Depois de contribuir para melhorar a forma como a autarquia exerce a transparência e a comunicação com os cidadãos, e porque defendo, já há bastantes anos, formas de aumentar a qualidade da democracia e métodos de democracia participativa, entre as quais a adopção de sistemas de democracia deliberativa e aleatória, seria assim normal que seguisse com interesse a proposta do actual executivo para a instalação de um Conselho de Cidadãos.

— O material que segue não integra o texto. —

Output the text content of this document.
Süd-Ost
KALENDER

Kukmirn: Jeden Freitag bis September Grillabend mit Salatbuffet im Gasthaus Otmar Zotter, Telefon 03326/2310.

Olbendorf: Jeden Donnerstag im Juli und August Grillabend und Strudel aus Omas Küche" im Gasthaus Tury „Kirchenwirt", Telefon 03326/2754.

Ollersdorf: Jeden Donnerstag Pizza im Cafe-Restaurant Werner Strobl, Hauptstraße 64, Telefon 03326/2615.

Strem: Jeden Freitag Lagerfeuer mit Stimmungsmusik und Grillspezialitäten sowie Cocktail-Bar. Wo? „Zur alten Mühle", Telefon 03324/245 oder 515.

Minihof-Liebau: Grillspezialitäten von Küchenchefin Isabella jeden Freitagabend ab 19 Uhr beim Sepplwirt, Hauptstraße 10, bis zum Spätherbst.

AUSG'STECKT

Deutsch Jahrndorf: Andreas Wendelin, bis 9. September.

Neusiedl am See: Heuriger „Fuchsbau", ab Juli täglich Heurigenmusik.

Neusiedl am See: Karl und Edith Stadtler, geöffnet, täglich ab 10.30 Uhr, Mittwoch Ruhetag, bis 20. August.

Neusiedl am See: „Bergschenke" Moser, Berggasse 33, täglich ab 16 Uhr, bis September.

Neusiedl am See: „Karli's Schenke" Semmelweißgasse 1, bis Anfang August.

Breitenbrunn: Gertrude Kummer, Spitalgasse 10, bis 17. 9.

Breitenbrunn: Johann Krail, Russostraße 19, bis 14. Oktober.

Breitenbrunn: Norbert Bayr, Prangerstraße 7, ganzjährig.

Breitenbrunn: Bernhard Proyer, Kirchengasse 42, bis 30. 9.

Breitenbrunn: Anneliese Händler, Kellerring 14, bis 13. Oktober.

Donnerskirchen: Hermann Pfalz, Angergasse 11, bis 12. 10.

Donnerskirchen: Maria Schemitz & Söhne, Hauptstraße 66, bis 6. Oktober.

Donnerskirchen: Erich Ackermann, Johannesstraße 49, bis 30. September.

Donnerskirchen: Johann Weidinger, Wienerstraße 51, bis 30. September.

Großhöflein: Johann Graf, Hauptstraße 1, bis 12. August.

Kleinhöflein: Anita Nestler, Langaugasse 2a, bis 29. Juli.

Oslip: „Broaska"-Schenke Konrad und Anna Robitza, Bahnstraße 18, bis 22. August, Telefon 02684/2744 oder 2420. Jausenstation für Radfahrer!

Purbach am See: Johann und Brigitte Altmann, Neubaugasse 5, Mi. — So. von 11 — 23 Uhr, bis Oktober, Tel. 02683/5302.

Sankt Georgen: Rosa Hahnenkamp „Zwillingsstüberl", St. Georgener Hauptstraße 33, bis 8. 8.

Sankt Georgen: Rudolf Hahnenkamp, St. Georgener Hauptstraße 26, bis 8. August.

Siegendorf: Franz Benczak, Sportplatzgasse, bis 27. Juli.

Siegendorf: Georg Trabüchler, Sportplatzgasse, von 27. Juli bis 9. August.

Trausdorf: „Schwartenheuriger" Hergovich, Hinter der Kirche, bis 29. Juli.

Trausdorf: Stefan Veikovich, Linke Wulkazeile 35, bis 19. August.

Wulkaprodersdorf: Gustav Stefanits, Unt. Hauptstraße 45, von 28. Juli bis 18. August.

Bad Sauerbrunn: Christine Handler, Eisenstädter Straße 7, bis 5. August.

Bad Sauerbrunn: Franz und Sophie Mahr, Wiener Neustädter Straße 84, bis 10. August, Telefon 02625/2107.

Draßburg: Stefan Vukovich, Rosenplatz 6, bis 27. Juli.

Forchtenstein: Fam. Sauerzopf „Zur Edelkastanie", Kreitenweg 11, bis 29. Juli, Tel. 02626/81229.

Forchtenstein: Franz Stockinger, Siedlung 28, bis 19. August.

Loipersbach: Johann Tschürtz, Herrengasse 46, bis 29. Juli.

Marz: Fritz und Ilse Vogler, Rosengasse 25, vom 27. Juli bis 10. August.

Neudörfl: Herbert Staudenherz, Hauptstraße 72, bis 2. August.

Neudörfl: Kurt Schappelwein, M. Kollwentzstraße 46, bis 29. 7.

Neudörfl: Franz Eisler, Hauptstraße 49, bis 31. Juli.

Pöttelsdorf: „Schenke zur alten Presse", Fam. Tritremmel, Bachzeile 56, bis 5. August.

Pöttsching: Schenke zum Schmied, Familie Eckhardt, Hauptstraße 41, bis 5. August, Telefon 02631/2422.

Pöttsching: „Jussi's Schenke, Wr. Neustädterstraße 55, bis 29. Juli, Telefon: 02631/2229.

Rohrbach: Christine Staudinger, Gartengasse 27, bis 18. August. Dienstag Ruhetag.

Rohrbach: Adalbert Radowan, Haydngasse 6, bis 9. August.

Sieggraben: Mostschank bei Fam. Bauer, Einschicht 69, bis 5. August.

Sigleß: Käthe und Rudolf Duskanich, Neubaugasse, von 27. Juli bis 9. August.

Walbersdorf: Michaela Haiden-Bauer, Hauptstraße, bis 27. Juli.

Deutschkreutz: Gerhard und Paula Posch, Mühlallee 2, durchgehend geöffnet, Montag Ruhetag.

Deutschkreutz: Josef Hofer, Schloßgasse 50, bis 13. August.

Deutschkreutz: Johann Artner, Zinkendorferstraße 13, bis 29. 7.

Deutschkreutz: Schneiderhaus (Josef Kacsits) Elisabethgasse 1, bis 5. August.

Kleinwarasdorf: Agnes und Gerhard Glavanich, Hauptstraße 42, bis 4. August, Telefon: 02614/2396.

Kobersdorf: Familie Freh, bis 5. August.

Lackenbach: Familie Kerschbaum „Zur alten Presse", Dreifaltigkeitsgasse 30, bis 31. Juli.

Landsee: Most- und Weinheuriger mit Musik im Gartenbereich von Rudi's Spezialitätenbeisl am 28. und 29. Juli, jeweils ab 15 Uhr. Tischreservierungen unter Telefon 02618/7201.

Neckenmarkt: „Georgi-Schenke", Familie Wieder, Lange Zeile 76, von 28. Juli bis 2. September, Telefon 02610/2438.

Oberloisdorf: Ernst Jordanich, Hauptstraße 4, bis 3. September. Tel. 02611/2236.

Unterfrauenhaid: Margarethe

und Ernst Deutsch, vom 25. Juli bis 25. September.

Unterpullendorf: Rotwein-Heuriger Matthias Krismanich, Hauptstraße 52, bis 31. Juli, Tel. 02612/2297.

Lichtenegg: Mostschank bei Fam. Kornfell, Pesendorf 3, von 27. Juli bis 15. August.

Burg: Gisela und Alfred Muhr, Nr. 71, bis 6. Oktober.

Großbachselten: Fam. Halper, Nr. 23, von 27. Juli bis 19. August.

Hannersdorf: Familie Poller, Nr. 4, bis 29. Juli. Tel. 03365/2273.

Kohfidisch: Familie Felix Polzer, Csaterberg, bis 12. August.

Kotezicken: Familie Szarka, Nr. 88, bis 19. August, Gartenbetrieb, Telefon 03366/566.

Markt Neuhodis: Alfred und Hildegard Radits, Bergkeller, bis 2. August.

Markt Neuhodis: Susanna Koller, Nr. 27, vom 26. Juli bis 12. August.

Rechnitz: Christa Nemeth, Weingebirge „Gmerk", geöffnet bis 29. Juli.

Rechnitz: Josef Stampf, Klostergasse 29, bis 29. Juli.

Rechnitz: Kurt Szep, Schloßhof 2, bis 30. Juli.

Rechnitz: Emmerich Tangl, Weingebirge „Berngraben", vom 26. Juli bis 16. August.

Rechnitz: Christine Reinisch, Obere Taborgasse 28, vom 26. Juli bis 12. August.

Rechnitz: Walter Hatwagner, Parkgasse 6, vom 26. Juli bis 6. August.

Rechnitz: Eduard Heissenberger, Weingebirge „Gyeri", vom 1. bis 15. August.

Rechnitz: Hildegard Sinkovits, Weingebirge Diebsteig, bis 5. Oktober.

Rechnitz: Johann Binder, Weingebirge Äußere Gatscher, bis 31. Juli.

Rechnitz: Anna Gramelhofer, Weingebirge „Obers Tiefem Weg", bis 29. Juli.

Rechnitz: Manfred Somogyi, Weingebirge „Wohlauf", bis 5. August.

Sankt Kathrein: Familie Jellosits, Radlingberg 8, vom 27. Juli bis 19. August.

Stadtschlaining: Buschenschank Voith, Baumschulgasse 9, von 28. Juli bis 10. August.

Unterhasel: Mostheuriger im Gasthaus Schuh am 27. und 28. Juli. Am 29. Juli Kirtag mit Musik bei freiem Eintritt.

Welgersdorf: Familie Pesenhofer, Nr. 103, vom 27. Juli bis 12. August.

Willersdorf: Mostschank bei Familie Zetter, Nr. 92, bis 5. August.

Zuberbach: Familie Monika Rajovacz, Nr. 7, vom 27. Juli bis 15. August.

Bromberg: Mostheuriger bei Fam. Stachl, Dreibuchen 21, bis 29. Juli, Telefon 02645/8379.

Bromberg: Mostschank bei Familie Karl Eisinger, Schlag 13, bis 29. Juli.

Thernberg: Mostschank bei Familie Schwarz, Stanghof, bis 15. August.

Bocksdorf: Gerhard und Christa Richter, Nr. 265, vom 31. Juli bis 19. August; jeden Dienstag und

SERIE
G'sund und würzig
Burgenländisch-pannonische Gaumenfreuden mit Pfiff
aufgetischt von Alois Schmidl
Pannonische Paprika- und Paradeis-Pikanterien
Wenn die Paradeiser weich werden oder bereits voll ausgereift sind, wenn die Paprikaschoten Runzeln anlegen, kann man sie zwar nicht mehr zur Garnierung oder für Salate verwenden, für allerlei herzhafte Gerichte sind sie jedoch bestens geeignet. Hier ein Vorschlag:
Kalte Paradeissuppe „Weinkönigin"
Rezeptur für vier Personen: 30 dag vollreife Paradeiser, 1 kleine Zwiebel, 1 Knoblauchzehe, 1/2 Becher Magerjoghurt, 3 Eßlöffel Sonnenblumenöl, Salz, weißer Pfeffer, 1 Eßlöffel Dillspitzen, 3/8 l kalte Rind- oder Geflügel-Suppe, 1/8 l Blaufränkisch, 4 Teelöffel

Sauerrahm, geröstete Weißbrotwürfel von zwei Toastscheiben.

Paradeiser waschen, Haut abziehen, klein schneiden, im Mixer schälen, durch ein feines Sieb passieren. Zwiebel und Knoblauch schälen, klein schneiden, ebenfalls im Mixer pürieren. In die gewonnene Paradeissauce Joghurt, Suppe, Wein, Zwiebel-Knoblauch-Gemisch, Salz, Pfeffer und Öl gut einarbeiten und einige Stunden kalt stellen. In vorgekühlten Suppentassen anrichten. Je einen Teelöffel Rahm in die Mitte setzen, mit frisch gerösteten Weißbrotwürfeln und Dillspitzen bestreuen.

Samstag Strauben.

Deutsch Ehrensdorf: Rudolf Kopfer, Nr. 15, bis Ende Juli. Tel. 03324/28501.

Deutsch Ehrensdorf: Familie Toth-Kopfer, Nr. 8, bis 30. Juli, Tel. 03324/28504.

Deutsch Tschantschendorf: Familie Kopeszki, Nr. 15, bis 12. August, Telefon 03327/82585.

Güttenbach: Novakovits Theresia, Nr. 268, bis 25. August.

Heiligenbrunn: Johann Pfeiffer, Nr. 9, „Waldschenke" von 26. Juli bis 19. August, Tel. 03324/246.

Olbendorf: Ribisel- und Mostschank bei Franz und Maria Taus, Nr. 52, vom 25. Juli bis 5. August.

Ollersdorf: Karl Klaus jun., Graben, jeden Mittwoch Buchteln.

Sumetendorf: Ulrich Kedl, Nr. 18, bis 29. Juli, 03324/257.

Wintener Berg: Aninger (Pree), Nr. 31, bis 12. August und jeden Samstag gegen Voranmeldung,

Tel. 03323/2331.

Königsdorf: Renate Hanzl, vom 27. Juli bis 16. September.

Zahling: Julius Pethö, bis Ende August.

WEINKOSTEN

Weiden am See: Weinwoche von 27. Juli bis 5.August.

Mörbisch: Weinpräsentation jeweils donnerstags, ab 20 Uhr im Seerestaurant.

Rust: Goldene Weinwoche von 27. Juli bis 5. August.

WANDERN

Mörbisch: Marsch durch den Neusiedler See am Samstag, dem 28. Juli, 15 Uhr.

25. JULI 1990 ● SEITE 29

Nesta proposta do executivo de Carlos Moedas a assembleia está aberta às pessoas com mais de 16 anos que residam ou trabalhem em Lisboa. É aqui que reside a minha primeira reserva: o facto de se permitir a participação a quem trabalha na cidade é, a meu ver, um erro (que já se comete nos orçamentos participativos) e que vai criar distorções nos resultados finais, já que trabalhar 8 horas num escritório não é idêntico a viver na cidade. Se fossem experiências idênticas, todos poderíamos optar por, nas eleições nacionais, europeias e locais votar ou no local de trabalho ou no de residência e isso não esteve no espírito do Legislador nem ocorreu em nenhum país do mundo.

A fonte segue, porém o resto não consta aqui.